Carrow Road of course was graced by those beautiful, tight-knit, yellow ones, draped (not stretched) over rounded stanchions (another thing to be lost).

Wembley had those large white ones with the arched support from the crossbar to the ground, while Nottingham Forest had a similarly tight red net, marvellously constricted in such a way that almost begged you to lace one into it. Ipswich had those hideous great blue box nets and Spurs a tiny, almost hockey like ensemble.

All are now long-gone, replaced by the uniformity of a white, loose-knit, stanchion-less box. I can only presume this was done because in someone’s opinion it looks nicer on television, but for my money it has robbed the game of a little piece of localised character.

From nets to flags; specifically corner flags.

Now corner flags remain individual in terms of their colouring and frequently feature the crest of the club – they have to otherwise what other photograph would a club use on Twitter when they sack a manager – instead the thing I miss is their shape.

It was a revelation to me when I read in Match (circa 1994) that as part of winning the FA Cup clubs were awarded, alongside the trophy and a place in Europe, the right to have triangular shaped corner flags.

To an 8-year-old me, this seemed the height of sophistication. Triangular corner flags. Imagine. Immediately, I looked at our stupid square corner flags as an embarrassing sign that we were shit in the cup. Our subsequent, repeated, failures always hurt that little bit more as a result – a whole additional year of square corner flag hell.

Fast forward 24 years and now square corner flags are all the rage and the showy triangular affair is gone.

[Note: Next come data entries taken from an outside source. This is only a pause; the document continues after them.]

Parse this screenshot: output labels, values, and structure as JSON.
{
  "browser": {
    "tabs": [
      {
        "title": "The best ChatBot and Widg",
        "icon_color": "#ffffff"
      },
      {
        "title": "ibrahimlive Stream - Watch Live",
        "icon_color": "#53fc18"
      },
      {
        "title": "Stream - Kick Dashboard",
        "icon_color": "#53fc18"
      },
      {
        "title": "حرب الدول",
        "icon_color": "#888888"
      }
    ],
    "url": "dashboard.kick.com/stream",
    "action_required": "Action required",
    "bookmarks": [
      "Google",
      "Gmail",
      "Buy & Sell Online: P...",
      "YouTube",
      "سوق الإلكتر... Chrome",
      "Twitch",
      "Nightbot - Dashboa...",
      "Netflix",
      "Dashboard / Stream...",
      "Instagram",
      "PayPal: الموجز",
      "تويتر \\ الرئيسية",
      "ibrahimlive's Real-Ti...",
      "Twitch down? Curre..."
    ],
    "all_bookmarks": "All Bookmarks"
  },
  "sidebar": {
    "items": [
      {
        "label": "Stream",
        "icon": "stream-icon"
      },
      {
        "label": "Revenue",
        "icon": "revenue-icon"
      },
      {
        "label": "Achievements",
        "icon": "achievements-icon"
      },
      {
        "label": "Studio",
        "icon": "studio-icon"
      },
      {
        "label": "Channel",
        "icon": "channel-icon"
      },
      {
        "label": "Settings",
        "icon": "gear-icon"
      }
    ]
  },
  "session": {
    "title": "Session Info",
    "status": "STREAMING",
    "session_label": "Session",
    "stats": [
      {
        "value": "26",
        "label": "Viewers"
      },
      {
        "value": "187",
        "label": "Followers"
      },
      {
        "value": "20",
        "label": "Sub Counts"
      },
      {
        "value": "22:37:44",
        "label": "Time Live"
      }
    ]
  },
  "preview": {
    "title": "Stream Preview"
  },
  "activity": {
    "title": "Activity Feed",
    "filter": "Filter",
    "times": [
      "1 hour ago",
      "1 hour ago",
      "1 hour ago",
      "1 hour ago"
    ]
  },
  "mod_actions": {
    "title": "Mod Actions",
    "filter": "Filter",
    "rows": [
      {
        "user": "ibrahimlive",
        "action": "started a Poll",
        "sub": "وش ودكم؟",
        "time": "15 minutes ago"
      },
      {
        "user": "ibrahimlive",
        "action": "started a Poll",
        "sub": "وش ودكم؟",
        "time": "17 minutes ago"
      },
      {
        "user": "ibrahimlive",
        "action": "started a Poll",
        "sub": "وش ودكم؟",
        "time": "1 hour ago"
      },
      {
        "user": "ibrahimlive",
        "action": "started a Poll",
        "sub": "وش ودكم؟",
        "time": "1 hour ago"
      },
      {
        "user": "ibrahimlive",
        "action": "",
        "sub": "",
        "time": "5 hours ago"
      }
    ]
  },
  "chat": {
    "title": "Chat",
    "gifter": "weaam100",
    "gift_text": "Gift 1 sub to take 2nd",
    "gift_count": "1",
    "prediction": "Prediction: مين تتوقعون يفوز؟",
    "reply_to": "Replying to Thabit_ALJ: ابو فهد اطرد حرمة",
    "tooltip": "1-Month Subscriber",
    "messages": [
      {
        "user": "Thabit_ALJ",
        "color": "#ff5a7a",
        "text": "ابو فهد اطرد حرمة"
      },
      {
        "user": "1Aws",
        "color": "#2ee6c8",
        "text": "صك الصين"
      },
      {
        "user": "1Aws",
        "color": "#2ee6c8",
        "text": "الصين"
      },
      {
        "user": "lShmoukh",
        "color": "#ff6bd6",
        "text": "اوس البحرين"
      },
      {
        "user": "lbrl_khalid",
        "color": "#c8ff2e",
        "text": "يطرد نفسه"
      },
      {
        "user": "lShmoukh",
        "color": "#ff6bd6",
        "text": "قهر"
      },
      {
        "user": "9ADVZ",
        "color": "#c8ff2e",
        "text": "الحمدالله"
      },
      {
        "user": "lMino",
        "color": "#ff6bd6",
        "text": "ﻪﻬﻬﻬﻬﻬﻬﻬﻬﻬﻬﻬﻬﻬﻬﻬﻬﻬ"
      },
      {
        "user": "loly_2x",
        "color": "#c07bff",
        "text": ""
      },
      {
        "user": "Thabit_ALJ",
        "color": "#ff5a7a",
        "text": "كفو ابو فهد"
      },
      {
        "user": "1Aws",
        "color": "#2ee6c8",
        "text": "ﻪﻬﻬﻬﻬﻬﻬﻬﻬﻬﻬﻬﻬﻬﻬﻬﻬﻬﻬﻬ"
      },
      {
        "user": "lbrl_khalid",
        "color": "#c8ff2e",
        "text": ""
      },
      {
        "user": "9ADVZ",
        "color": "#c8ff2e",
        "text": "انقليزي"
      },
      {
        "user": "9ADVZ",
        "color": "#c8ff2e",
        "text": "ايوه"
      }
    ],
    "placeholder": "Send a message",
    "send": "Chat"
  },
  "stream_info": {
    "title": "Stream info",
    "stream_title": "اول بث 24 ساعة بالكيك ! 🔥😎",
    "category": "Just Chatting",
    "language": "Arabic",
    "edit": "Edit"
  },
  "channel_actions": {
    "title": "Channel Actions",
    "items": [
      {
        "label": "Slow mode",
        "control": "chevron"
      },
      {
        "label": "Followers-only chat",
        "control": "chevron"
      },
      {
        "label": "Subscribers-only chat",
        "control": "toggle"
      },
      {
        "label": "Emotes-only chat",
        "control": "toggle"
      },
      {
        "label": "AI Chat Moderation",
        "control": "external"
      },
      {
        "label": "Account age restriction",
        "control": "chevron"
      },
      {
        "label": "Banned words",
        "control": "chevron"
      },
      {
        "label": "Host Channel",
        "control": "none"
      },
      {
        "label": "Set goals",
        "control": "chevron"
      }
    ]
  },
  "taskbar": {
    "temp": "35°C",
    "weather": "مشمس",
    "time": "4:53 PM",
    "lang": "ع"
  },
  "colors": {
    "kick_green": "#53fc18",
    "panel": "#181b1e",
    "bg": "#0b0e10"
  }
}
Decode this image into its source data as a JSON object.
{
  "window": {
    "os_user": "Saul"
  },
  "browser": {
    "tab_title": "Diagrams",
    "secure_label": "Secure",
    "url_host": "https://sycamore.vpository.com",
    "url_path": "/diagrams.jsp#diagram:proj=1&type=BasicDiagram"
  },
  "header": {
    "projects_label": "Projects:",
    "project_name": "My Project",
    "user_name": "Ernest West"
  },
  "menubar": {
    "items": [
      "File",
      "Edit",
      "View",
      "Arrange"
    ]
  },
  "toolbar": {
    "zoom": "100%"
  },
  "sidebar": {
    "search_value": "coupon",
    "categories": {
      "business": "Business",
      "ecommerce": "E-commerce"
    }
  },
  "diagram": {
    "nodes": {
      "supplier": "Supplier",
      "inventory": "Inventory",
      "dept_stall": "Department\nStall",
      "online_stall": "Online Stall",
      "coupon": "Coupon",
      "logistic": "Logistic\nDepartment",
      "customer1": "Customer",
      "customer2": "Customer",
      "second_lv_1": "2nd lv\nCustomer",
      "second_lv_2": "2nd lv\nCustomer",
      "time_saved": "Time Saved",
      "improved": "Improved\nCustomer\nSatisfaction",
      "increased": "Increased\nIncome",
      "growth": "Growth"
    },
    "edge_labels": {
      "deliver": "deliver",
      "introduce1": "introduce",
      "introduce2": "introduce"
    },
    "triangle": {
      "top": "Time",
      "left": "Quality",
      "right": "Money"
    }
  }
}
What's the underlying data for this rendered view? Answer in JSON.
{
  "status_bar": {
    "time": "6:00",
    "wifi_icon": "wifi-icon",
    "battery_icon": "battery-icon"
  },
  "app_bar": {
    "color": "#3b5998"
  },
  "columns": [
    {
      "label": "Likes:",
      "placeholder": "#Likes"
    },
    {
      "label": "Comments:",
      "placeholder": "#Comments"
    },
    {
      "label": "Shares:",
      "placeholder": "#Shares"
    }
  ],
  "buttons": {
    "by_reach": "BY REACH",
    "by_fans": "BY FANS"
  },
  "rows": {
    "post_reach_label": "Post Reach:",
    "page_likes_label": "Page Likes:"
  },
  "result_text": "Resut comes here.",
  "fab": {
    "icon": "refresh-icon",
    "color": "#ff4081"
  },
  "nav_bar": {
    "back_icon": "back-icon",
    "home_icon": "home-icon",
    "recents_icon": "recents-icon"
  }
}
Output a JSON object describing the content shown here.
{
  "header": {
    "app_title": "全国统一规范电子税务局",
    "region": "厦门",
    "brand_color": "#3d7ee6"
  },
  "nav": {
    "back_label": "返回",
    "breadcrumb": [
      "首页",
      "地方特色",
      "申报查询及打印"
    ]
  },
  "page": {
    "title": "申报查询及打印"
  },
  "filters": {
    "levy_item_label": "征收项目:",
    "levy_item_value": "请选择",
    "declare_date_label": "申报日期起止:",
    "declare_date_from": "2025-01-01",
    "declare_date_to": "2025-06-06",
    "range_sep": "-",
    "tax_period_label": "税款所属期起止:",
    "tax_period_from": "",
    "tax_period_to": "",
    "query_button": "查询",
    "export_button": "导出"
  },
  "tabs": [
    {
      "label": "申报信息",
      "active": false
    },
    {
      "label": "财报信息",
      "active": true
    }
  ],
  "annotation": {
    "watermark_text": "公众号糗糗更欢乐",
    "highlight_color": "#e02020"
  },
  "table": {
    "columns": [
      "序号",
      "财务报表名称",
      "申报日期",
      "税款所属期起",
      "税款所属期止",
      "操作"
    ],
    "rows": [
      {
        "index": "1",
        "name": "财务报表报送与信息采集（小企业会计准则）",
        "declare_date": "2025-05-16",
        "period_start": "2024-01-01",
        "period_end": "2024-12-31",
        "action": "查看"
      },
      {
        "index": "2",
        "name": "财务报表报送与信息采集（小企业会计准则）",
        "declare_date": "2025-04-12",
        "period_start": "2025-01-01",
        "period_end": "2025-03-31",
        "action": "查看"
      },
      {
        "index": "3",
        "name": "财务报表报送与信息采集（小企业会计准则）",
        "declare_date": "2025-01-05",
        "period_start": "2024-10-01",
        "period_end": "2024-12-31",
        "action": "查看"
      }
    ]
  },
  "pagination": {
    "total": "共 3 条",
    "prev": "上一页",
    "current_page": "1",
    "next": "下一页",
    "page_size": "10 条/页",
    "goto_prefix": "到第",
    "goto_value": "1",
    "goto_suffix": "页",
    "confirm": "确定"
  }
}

When or why, I have no idea.

As corner flags silently became square, a variant vanished altogether; the halfway line flag.

Why they ever existed is a mystery. Did they tell the Assistant Referee where to stop running or did every club just have 2 spares and not want to waste them? One game they were there, the next they’d gone and nobody noticed.

Then there are intricate pitch markings, which were in vogue just a few years ago, but are now consigned to the FA Cup following an unremarked upon Premier League ban. I can see the benefit of insisting on clear horizontal lines to help the assistant with offside calls, but to be so prescriptive as to outlaw any sort of creative flair in ground staff seems unnecessarily stifling.

Finally, and borne out of my obsessions with both football grounds and Championship Manager, is the loss of adverts crudely painted on stadium roofs.

Brentford’s Griffin Park (sadly soon to be no more) retains them, presumably because it is under the flight path of Heathrow, and it is the principle reason I like them. There is something pleasing about using otherwise dead space to show off your wears to people hurtling by thousands of feet above.

Given the effort clubs, including ours, put into commercialising everything else, it seems odd that so little attention has been paid to the huge roof spaces. It wouldn’t affect the club’s heritage as to take a random example, selling off the name; ‘The Barclay’ would.

When the club now inevitably read this piece and immediately decide to do this, I ask 2 things; 1 – make it look like an old style shabby painting using pitch marking paint and 2 – give me 50%.

Reading back on the list now, I realise they are all little pieces of localised character that have been swept away as the game has become globalised.

The 442 piece was right, the 90s were a decade in which football and the experience of going to football was vastly improved compared to the preceding decade, but at what cost?

For what it is worth, I don’t think any of those little bits we’ve lost couldn’t make a return and if they did, our experiences would be a little richer and we’d all gain a little something that money can’t buy.